Em entrevista a VEJA, a diretora Bianca Lenti explicou que a decisão de omitir a identidade do criminoso estava prevista desde o início do projeto e que havia sido inspirada na ex-primeira-ministra da Nova Zelândia Jacinda Ardern, que havia se negado a dar holofotes para o autor de um massacre que matou 50 pessoas em duas mesquitas na cidade de Christchurch. O caso ocorreu em 2019, mesmo ano que Massacre na Escola fora idealizado. “Essa condição de não mostrar o assassino era até uma decisão contratual com as nossas roteiristas. Fomos muito inspiradas pela decisão da ex-primeira-ministra da Nova Zelândia. Ela levantou essa bandeira, e nós vimos que queríamos jogar luz na história das vítimas, não na história do algoz. Porque tem um efeito nocivo, justamente porque o que eles querem é reconhecimento”, pontuou.

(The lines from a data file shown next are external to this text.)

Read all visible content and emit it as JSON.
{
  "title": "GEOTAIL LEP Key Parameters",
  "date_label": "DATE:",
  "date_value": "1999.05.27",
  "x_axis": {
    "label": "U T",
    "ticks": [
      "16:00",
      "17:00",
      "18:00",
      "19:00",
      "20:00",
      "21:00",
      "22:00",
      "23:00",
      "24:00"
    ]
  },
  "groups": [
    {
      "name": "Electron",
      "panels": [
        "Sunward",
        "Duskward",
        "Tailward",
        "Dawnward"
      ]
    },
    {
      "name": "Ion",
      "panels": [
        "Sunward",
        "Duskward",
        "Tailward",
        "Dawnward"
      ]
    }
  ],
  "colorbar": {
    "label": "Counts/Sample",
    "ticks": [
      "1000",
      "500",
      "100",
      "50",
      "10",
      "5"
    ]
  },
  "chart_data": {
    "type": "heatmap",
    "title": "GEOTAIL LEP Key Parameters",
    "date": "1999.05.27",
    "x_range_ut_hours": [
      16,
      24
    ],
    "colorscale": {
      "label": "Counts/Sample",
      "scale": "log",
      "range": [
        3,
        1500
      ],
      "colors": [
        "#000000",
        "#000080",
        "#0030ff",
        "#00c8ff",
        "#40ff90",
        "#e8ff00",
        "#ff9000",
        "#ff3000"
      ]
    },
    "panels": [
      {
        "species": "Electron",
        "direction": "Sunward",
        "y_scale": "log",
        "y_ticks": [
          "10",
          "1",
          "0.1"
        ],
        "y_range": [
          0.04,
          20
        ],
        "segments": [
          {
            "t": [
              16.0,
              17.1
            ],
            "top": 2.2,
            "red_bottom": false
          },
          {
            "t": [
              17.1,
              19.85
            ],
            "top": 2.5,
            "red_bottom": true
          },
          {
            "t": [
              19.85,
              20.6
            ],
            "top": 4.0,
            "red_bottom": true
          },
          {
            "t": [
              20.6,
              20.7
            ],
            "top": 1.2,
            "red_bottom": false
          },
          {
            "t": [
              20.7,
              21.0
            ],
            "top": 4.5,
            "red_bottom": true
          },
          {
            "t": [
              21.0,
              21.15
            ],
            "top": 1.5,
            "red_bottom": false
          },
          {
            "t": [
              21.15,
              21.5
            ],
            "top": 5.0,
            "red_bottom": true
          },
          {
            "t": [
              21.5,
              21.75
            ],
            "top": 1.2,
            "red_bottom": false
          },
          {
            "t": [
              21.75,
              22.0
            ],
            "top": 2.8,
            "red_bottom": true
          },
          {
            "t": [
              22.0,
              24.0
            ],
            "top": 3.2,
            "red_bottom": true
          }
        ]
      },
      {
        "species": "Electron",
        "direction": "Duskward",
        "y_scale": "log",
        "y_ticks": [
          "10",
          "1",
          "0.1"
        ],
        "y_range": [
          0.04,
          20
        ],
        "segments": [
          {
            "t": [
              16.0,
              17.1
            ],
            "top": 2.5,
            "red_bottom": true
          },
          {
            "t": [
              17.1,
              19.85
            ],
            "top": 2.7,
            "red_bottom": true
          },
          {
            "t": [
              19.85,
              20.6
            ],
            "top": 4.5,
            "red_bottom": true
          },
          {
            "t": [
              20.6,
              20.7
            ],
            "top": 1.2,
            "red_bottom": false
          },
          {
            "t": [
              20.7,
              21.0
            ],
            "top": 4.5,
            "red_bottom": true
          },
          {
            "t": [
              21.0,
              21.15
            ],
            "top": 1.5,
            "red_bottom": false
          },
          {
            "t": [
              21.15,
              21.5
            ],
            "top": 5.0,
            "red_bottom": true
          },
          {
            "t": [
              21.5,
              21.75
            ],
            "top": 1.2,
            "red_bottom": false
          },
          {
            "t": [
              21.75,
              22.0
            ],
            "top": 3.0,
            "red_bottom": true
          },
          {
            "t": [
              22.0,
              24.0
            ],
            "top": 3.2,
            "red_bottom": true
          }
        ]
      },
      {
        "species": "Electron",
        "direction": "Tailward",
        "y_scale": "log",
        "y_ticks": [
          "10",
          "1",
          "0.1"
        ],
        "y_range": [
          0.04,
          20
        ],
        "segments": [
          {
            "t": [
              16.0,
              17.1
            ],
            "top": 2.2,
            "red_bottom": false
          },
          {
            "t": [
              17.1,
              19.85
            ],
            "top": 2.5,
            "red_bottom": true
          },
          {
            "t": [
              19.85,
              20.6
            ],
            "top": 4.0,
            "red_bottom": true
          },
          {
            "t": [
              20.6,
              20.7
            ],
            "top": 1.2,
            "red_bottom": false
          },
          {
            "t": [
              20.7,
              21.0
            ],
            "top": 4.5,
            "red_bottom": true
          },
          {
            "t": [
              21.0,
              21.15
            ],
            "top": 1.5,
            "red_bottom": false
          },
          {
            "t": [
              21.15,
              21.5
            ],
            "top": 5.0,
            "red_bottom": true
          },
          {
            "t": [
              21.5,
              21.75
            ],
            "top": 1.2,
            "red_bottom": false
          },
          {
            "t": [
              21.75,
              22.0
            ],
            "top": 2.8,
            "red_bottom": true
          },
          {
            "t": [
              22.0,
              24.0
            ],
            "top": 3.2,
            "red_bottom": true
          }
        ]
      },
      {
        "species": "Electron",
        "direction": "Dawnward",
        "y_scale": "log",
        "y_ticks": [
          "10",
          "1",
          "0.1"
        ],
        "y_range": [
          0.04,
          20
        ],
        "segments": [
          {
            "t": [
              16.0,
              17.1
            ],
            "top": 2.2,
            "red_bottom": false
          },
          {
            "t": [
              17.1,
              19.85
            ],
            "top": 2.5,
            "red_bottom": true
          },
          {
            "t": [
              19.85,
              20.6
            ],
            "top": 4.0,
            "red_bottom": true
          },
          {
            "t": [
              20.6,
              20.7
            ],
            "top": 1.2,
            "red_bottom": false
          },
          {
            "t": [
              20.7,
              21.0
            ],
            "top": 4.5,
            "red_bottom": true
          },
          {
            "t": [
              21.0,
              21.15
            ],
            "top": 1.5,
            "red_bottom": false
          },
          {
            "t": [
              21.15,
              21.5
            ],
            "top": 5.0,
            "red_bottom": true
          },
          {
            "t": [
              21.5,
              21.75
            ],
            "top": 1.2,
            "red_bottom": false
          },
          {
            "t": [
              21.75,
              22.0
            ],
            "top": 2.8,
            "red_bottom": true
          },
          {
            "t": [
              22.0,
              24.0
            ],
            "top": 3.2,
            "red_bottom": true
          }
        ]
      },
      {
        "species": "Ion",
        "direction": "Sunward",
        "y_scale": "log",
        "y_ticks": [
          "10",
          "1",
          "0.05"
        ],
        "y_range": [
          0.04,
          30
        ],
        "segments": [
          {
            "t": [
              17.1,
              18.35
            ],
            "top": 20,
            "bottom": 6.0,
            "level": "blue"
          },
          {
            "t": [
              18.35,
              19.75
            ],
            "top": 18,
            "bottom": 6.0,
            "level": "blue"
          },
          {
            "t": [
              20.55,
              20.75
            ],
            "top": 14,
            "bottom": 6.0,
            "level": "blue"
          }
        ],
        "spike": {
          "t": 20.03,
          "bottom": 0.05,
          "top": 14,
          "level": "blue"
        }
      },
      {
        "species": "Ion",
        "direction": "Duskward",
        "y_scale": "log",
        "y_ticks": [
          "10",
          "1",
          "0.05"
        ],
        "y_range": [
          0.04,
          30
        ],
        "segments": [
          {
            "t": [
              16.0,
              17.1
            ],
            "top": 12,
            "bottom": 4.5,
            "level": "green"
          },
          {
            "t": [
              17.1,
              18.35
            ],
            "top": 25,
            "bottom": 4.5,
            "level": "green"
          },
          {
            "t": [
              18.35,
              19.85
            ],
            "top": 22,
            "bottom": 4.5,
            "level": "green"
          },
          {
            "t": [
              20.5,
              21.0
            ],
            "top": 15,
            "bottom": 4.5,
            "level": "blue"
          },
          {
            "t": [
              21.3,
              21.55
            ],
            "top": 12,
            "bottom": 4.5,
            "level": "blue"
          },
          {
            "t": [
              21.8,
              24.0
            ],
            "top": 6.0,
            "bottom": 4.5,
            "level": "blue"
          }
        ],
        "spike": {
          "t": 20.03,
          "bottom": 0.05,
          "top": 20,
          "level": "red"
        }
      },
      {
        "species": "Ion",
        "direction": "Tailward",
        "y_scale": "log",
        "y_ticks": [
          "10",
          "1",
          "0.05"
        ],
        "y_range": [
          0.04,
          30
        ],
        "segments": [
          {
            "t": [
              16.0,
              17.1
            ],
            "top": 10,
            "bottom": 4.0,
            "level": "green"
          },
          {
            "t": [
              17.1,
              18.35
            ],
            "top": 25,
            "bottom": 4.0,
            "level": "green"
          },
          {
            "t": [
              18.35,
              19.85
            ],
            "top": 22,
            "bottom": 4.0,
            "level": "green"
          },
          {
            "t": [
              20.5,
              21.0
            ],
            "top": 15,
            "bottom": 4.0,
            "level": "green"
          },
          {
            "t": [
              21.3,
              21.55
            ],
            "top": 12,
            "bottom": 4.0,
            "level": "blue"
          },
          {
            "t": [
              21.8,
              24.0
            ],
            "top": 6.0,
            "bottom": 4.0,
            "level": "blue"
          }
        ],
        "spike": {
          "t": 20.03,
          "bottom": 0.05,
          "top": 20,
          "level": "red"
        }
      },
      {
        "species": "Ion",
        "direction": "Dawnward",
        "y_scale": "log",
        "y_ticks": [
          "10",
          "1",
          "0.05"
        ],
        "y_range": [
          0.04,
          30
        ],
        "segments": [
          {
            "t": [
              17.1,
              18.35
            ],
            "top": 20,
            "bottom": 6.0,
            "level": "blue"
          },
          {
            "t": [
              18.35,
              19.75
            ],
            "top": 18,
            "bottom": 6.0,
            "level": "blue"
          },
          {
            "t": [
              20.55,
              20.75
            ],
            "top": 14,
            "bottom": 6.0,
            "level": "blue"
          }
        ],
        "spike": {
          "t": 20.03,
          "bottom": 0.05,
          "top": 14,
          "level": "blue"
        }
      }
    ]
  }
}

À frente da gestão que produz documentários da HBO Max, Patricio Díaz, gerente de não-ficção da WBD Brasil, também elucidou à reportagem o motivo para escolher Realengo como objeto de estudo em uma série: “O fenômeno de massacres em escolas começou com Realengo. É um assunto super relevante e está muito atual, infelizmente, mas acho que o debate tomou uma nova dimensão com três ou quatro ataques que tivemos recentemente no Brasil. Isso dá um senso da atualidade ainda maior, e o documentário é bem-sucedido ao demonstrar um fenômeno do qual não se pode fugir”.
Nos dois primeiros episódios, os quais VEJA teve acesso antecipado, a série faz um resgate tocante do massacre, mostrando o estado atual de alguns dos alunos sobreviventes, ressaltando que a tarefa de reconstrução após o trauma, obviamente, não foi fácil, principalmente para pais, irmãos e amigos que perderam pessoas no ataque. A produção é objetiva, costurando a cronologia dos fatos rapidamente, mas não passa do tom introdutório e ligeiramente apelativo neste começo. Um grande acerto do conjunto da obra é ressaltar que o ataque teve uma questão de gênero — o atirador queria matar meninas –, além de homenagear as vítimas esquecidas na época da cobertura, quando se dissecava as motivações do autor. “As pessoas estavam se perguntando o tempo todo porque isso tinha acontecido, é natural que eles fossem buscar respostas no perfil do atirador, mas aqui quisemos buscar entender o por quê os massacres continuam e por quê a gente não se responsabiliza enquanto sociedade por esse fenômeno social, por que não investigamos mais os discursos de ódio disseminados por algoritmos na internet e essa busca por uma masculinidade violenta tóxica”, defende Bianca.
Nos demais capítulos, a série pretende analisar, com ajuda de especialistas, o fenômeno dos “incels”, jovens que menosprezam o gênero feminino por se sentirem rejeitados — perfil parecido com o do assassino de Realengo, destacando mais um dos perigos da internet, de forma necessária.